California State Science Fair - 2015
The 64th annual California State Science Fair, featuring over 900 of California’s brightest students from middle school to high school, was held on May 18-19, 2015 at the California Science Center in downtown Los Angeles. Students competed for top honors spanning 22 categories ranging from alternative energy to zoology in two age divisions and were judged by a pool of 400 scientists and engineers from the private sector and higher education. Winners were selected from each category in addition to a number of honorable mentions. Judges selected projects that had followed the scientific method with clear hypotheses, solid research methodologies and conclusions.
Bone Clones Research Specialist Michelle Tabencki was a judge in the Junior Division for the Mammalian Biology category and presented the Bone Clones Special Recognition Award to Grace J. Davis for her research in reaction time and how it is affected by age. Congratulations to Grace and all the inspiring participants at the Fair.
California State University, Los Angeles Forensic Symposium
On April 10, 2015 Bone Clones participated in the Forensic Symposium at CSULA. This symposium was organized by the students in Forensic Science Student Association, an organization uniting the forensic disciplines across CSULA and featured presentations by professors and professionals working in forensic science in Los Angeles. Chief Medical Examiner Dr. Mark Fajardo and Senior Criminalist Margaret Kaleuati, both from the LA County Coroners Office, presented topics in trauma analysis and dealing with celebrity deaths. Dr. Katherine Roberts, Director of the California Forensic Science Institute and Dr. David Raymond, professor of mechanical engineering and biomechanics spoke about encouraging students to expand their knowledge in forensic science and servicing the community. Bone Clones featured products useful in teaching osteology, trauma analysis and skeletal pathology.
LA Academy Middle School Career Day
On March 18, 2015 Bone Clones was proud to participate in a Career Day event at LA Academy Middle School in Los Angeles.
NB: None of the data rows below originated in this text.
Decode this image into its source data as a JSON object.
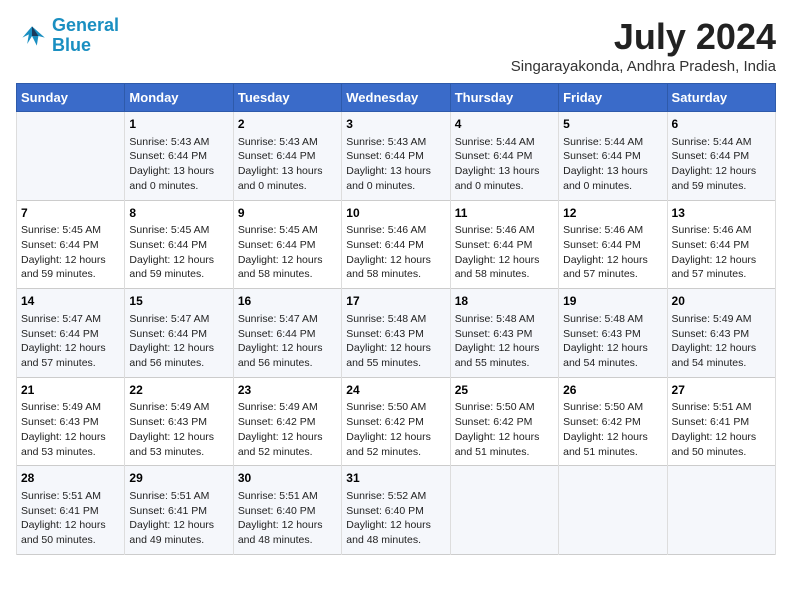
{
  "header": {
    "logo_line1": "General",
    "logo_line2": "Blue",
    "month_title": "July 2024",
    "location": "Singarayakonda, Andhra Pradesh, India"
  },
  "columns": [
    "Sunday",
    "Monday",
    "Tuesday",
    "Wednesday",
    "Thursday",
    "Friday",
    "Saturday"
  ],
  "weeks": [
    [
      {
        "day": "",
        "sunrise": "",
        "sunset": "",
        "daylight": ""
      },
      {
        "day": "1",
        "sunrise": "Sunrise: 5:43 AM",
        "sunset": "Sunset: 6:44 PM",
        "daylight": "Daylight: 13 hours and 0 minutes."
      },
      {
        "day": "2",
        "sunrise": "Sunrise: 5:43 AM",
        "sunset": "Sunset: 6:44 PM",
        "daylight": "Daylight: 13 hours and 0 minutes."
      },
      {
        "day": "3",
        "sunrise": "Sunrise: 5:43 AM",
        "sunset": "Sunset: 6:44 PM",
        "daylight": "Daylight: 13 hours and 0 minutes."
      },
      {
        "day": "4",
        "sunrise": "Sunrise: 5:44 AM",
        "sunset": "Sunset: 6:44 PM",
        "daylight": "Daylight: 13 hours and 0 minutes."
      },
      {
        "day": "5",
        "sunrise": "Sunrise: 5:44 AM",
        "sunset": "Sunset: 6:44 PM",
        "daylight": "Daylight: 13 hours and 0 minutes."
      },
      {
        "day": "6",
        "sunrise": "Sunrise: 5:44 AM",
        "sunset": "Sunset: 6:44 PM",
        "daylight": "Daylight: 12 hours and 59 minutes."
      }
    ],
    [
      {
        "day": "7",
        "sunrise": "Sunrise: 5:45 AM",
        "sunset": "Sunset: 6:44 PM",
        "daylight": "Daylight: 12 hours and 59 minutes."
      },
      {
        "day": "8",
        "sunrise": "Sunrise: 5:45 AM",
        "sunset": "Sunset: 6:44 PM",
        "daylight": "Daylight: 12 hours and 59 minutes."
      },
      {
        "day": "9",
        "sunrise": "Sunrise: 5:45 AM",
        "sunset": "Sunset: 6:44 PM",
        "daylight": "Daylight: 12 hours and 58 minutes."
      },
      {
        "day": "10",
        "sunrise": "Sunrise: 5:46 AM",
        "sunset": "Sunset: 6:44 PM",
        "daylight": "Daylight: 12 hours and 58 minutes."
      },
      {
        "day": "11",
        "sunrise": "Sunrise: 5:46 AM",
        "sunset": "Sunset: 6:44 PM",
        "daylight": "Daylight: 12 hours and 58 minutes."
      },
      {
        "day": "12",
        "sunrise": "Sunrise: 5:46 AM",
        "sunset": "Sunset: 6:44 PM",
        "daylight": "Daylight: 12 hours and 57 minutes."
      },
      {
        "day": "13",
        "sunrise": "Sunrise: 5:46 AM",
        "sunset": "Sunset: 6:44 PM",
        "daylight": "Daylight: 12 hours and 57 minutes."
      }
    ],
    [
      {
        "day": "14",
        "sunrise": "Sunrise: 5:47 AM",
        "sunset": "Sunset: 6:44 PM",
        "daylight": "Daylight: 12 hours and 57 minutes."
      },
      {
        "day": "15",
        "sunrise": "Sunrise: 5:47 AM",
        "sunset": "Sunset: 6:44 PM",
        "daylight": "Daylight: 12 hours and 56 minutes."
      },
      {
        "day": "16",
        "sunrise": "Sunrise: 5:47 AM",
        "sunset": "Sunset: 6:44 PM",
        "daylight": "Daylight: 12 hours and 56 minutes."
      },
      {
        "day": "17",
        "sunrise": "Sunrise: 5:48 AM",
        "sunset": "Sunset: 6:43 PM",
        "daylight": "Daylight: 12 hours and 55 minutes."
      },
      {
        "day": "18",
        "sunrise": "Sunrise: 5:48 AM",
        "sunset": "Sunset: 6:43 PM",
        "daylight": "Daylight: 12 hours and 55 minutes."
      },
      {
        "day": "19",
        "sunrise": "Sunrise: 5:48 AM",
        "sunset": "Sunset: 6:43 PM",
        "daylight": "Daylight: 12 hours and 54 minutes."
      },
      {
        "day": "20",
        "sunrise": "Sunrise: 5:49 AM",
        "sunset": "Sunset: 6:43 PM",
        "daylight": "Daylight: 12 hours and 54 minutes."
      }
    ],
    [
      {
        "day": "21",
        "sunrise": "Sunrise: 5:49 AM",
        "sunset": "Sunset: 6:43 PM",
        "daylight": "Daylight: 12 hours and 53 minutes."
      },
      {
        "day": "22",
        "sunrise": "Sunrise: 5:49 AM",
        "sunset": "Sunset: 6:43 PM",
        "daylight": "Daylight: 12 hours and 53 minutes."
      },
      {
        "day": "23",
        "sunrise": "Sunrise: 5:49 AM",
        "sunset": "Sunset: 6:42 PM",
        "daylight": "Daylight: 12 hours and 52 minutes."
      },
      {
        "day": "24",
        "sunrise": "Sunrise: 5:50 AM",
        "sunset": "Sunset: 6:42 PM",
        "daylight": "Daylight: 12 hours and 52 minutes."
      },
      {
        "day": "25",
        "sunrise": "Sunrise: 5:50 AM",
        "sunset": "Sunset: 6:42 PM",
        "daylight": "Daylight: 12 hours and 51 minutes."
      },
      {
        "day": "26",
        "sunrise": "Sunrise: 5:50 AM",
        "sunset": "Sunset: 6:42 PM",
        "daylight": "Daylight: 12 hours and 51 minutes."
      },
      {
        "day": "27",
        "sunrise": "Sunrise: 5:51 AM",
        "sunset": "Sunset: 6:41 PM",
        "daylight": "Daylight: 12 hours and 50 minutes."
      }
    ],
    [
      {
        "day": "28",
        "sunrise": "Sunrise: 5:51 AM",
        "sunset": "Sunset: 6:41 PM",
        "daylight": "Daylight: 12 hours and 50 minutes."
      },
      {
        "day": "29",
        "sunrise": "Sunrise: 5:51 AM",
        "sunset": "Sunset: 6:41 PM",
        "daylight": "Daylight: 12 hours and 49 minutes."
      },
      {
        "day": "30",
        "sunrise": "Sunrise: 5:51 AM",
        "sunset": "Sunset: 6:40 PM",
        "daylight": "Daylight: 12 hours and 48 minutes."
      },
      {
        "day": "31",
        "sunrise": "Sunrise: 5:52 AM",
        "sunset": "Sunset: 6:40 PM",
        "daylight": "Daylight: 12 hours and 48 minutes."
      },
      {
        "day": "",
        "sunrise": "",
        "sunset": "",
        "daylight": ""
      },
      {
        "day": "",
        "sunrise": "",
        "sunset": "",
        "daylight": ""
      },
      {
        "day": "",
        "sunrise": "",
        "sunset": "",
        "daylight": ""
      }
    ]
  ]
}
This public middle school enrolls up to 1500 students, grades 6th-8th with 17 students per teacher. The dedication of the principal and staff is reflected in the expanding Honors program and in students going on to attend prestigious schools, such as Harvard-Westlake and UCLA. This Career Day event featured professionals from various fields, speaking about their experiences in education, internships and career paths. Bone Clones Research Specialist Michelle Tabencki encouraged students to consider unique academic interests and career options, such as osteology.